Missing data and censoring proportion

meta %>% select(a, n, starts_with("pct")) %>% unique()

Simulation Results

xi the quantile of interest
use_propensity: whether to use propensity score is the estimator equation.
use_km: whether to use KM estimator to adjust censoring
km_rho: method to estimate the probability of death at $L$
rho: raw estimator (observed death before $L$) / number of subjects
rho_km: estimated from Cox model coxph(Surv(obs_time, 1 - status) ~ x, data = db) at time $L$.
rho_km_simple: estimated from KM estimator at time $L$.
type: using IPW (formula 5) or AIPW (formula 6).
x0, x0_true: estimated or true value for the percentile in control group
x1, x1_true: estimated or true value for the percentile in treatment group
diff, diff_true: estimated or true value for the percentile difference between two group

Results with observing censoring

All proposed methods performs well under true value. Here we display the results when xi = 0.5.

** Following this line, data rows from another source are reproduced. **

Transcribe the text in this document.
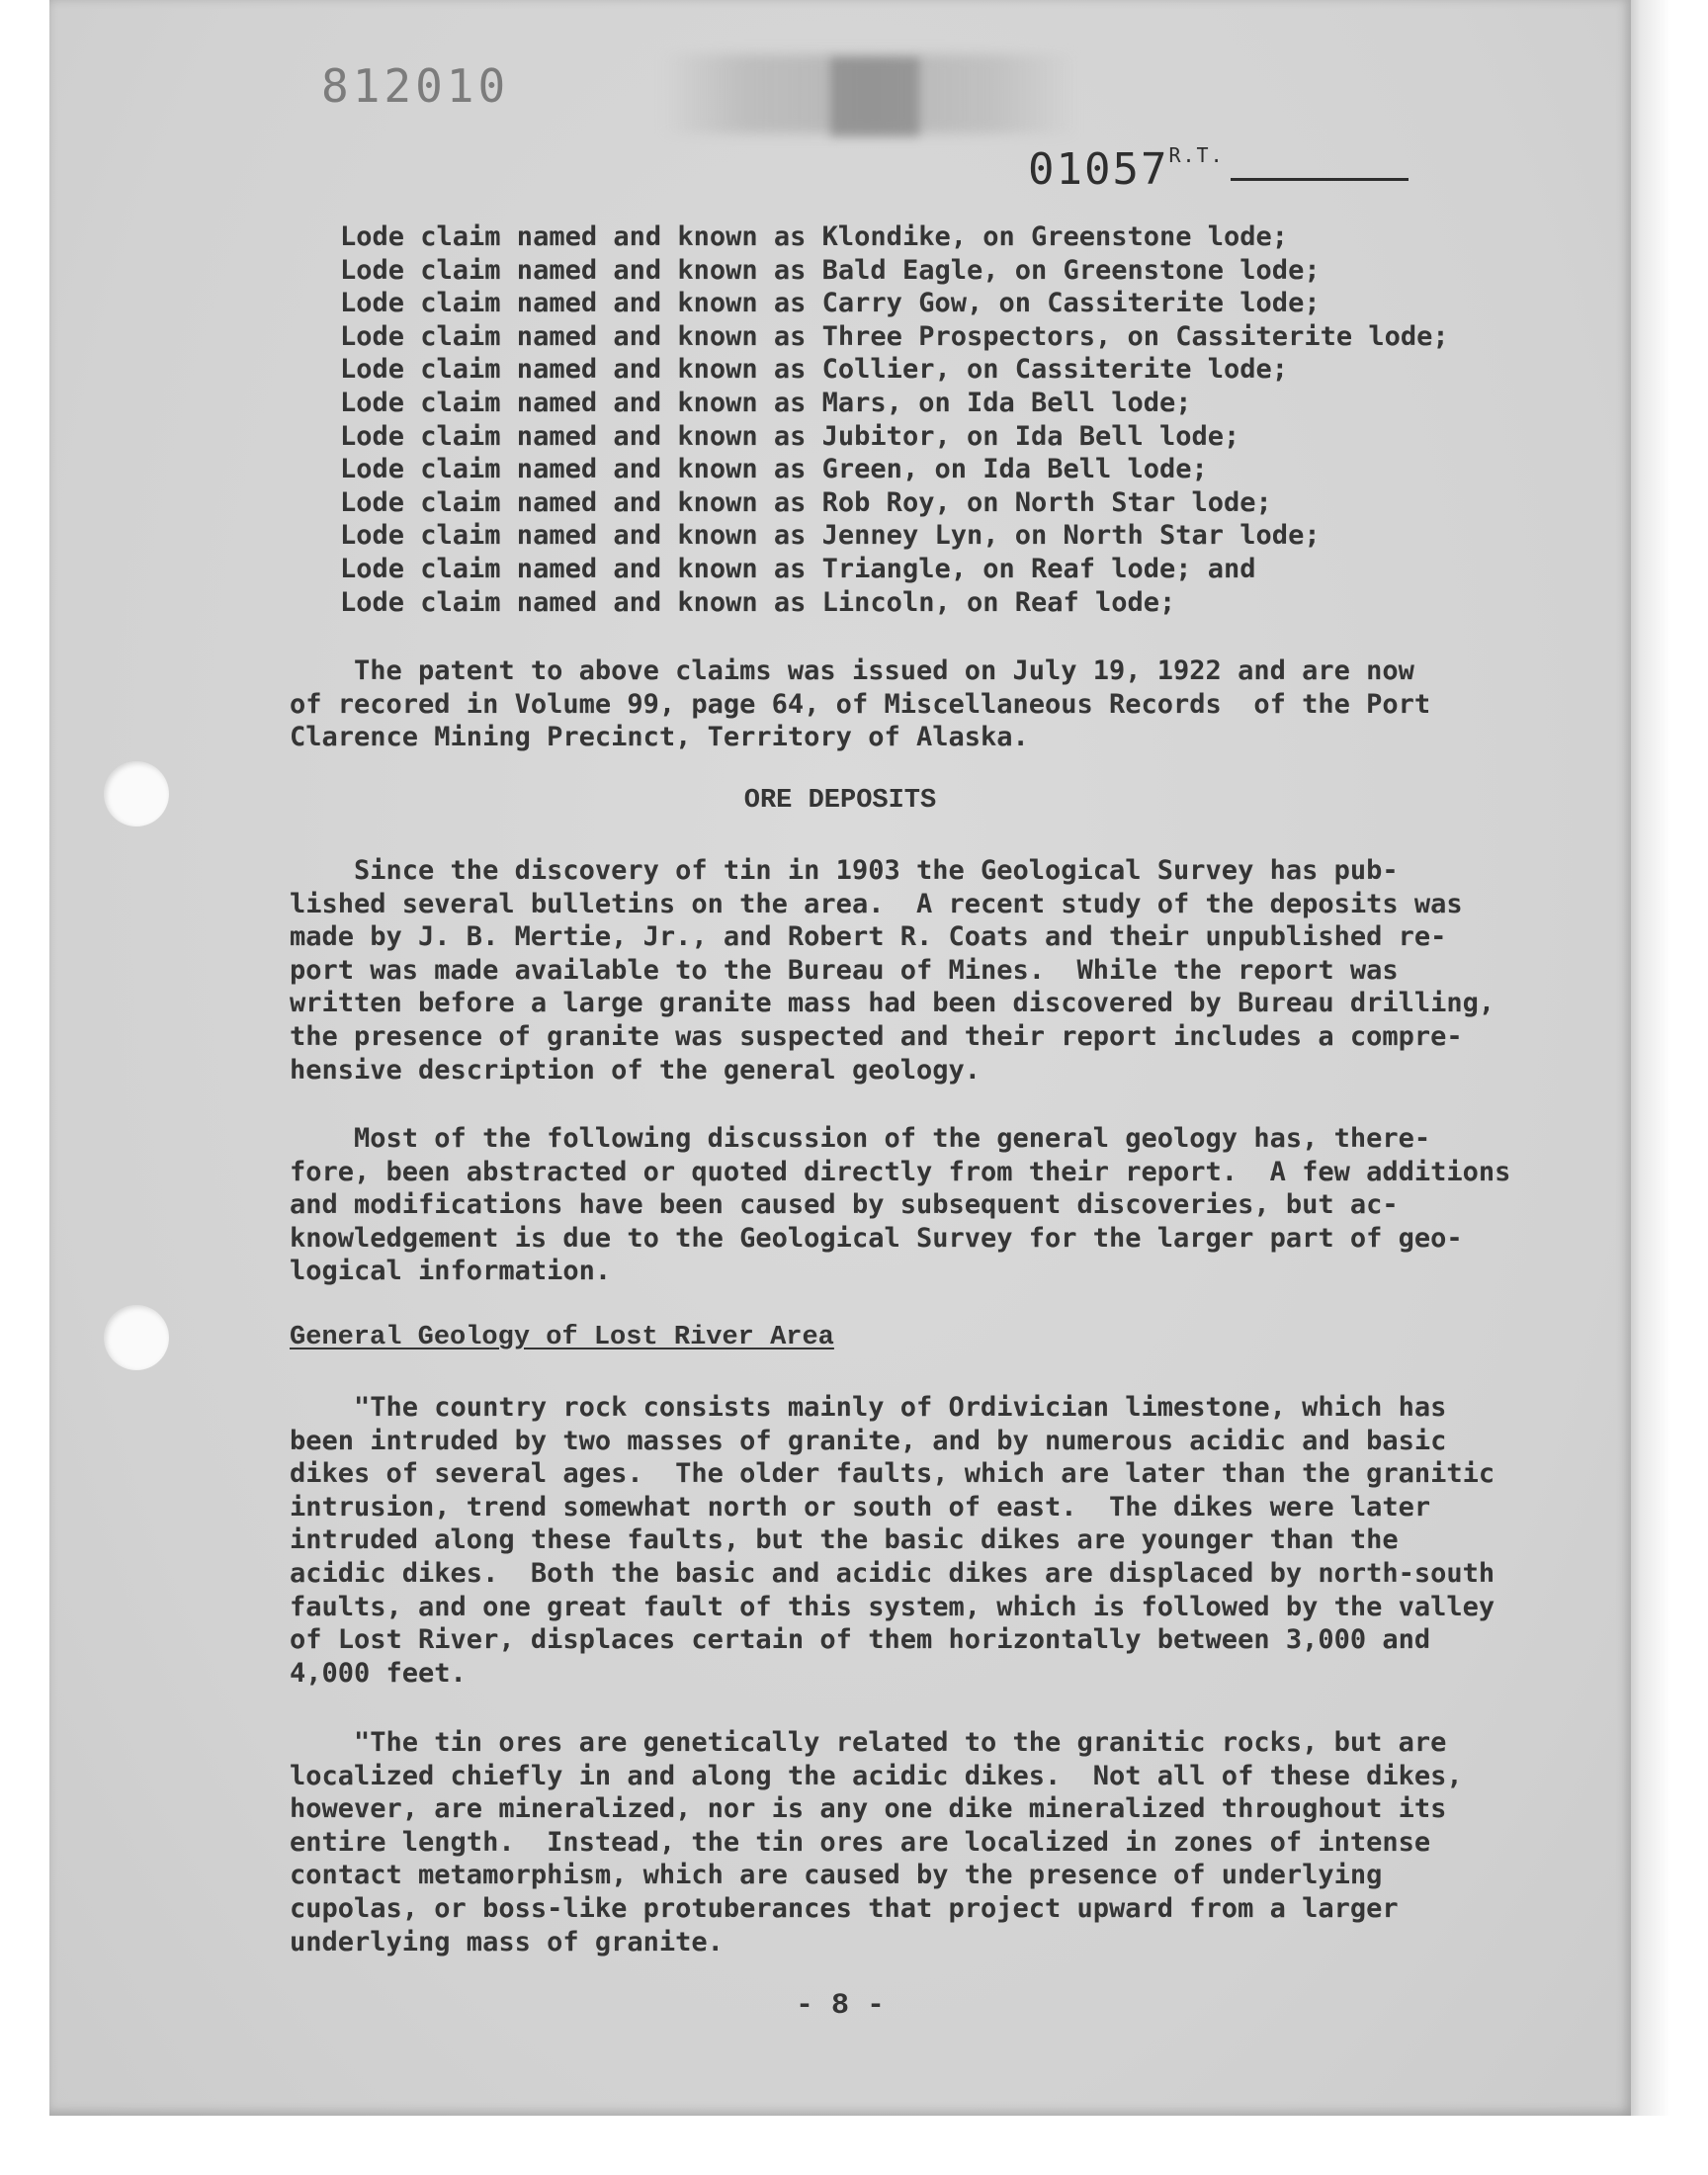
812010
$01057^{R.T.}$
Lode claim named and known as Klondike, on Greenstone lode;
Lode claim named and known as Bald Eagle, on Greenstone lode;
Lode claim named and known as Carry Gow, on Cassiterite lode;
Lode claim named and known as Three Prospectors, on Cassiterite lode;
Lode claim named and known as Collier, on Cassiterite lode;
Lode claim named and known as Mars, on Ida Bell lode;
Lode claim named and known as Jubitor, on Ida Bell lode;
Lode claim named and known as Green, on Ida Bell lode;
Lode claim named and known as Rob Roy, on North Star lode;
Lode claim named and known as Jenney Lyn, on North Star lode;
Lode claim named and known as Triangle, on Reaf lode; and
Lode claim named and known as Lincoln, on Reaf lode;
The patent to above claims was issued on July 19, 1922 and are now
of recored in Volume 99, page 64, of Miscellaneous Records  of the Port
Clarence Mining Precinct, Territory of Alaska.
ORE DEPOSITS
Since the discovery of tin in 1903 the Geological Survey has pub-
lished several bulletins on the area.  A recent study of the deposits was
made by J. B. Mertie, Jr., and Robert R. Coats and their unpublished re-
port was made available to the Bureau of Mines.  While the report was
written before a large granite mass had been discovered by Bureau drilling,
the presence of granite was suspected and their report includes a compre-
hensive description of the general geology.
Most of the following discussion of the general geology has, there-
fore, been abstracted or quoted directly from their report.  A few additions
and modifications have been caused by subsequent discoveries, but ac-
knowledgement is due to the Geological Survey for the larger part of geo-
logical information.
General Geology of Lost River Area
"The country rock consists mainly of Ordivician limestone, which has
been intruded by two masses of granite, and by numerous acidic and basic
dikes of several ages.  The older faults, which are later than the granitic
intrusion, trend somewhat north or south of east.  The dikes were later
intruded along these faults, but the basic dikes are younger than the
acidic dikes.  Both the basic and acidic dikes are displaced by north-south
faults, and one great fault of this system, which is followed by the valley
of Lost River, displaces certain of them horizontally between 3,000 and
4,000 feet.
"The tin ores are genetically related to the granitic rocks, but are
localized chiefly in and along the acidic dikes.  Not all of these dikes,
however, are mineralized, nor is any one dike mineralized throughout its
entire length.  Instead, the tin ores are localized in zones of intense
contact metamorphism, which are caused by the presence of underlying
cupolas, or boss-like protuberances that project upward from a larger
underlying mass of granite.
- 8 -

est1 %>% ungroup() %>% subset(xi == 0.5 & km_rho == "rho_km") %>%
  mutate_if(is.numeric, round, 3)  %>% show_db()

For the results with different xi, we summarize the results in figures below

s1

Robustness of the estimator

Case 1: incorrect outcome regression

We consider a situation when the outcome regression is not correct.

The outcome data $Y$ is simulated from y <- rnorm(n, 0.4 + 0.8 * a + 0.3 * x + x * x2, sd = 1), where $X_2 \sim \mathcal{N}(0, 1)$. Everything else are the same.

s4

Case 2: incorrect propensity score

We consider a situation when the propensity score model is not correct.

The treatment group is simulated from prob <- inv_logit(-0.25 + 0.5 * x + x * x2), where $X_2 \sim \mathcal{N}(0, 1)$. Everything else are the same.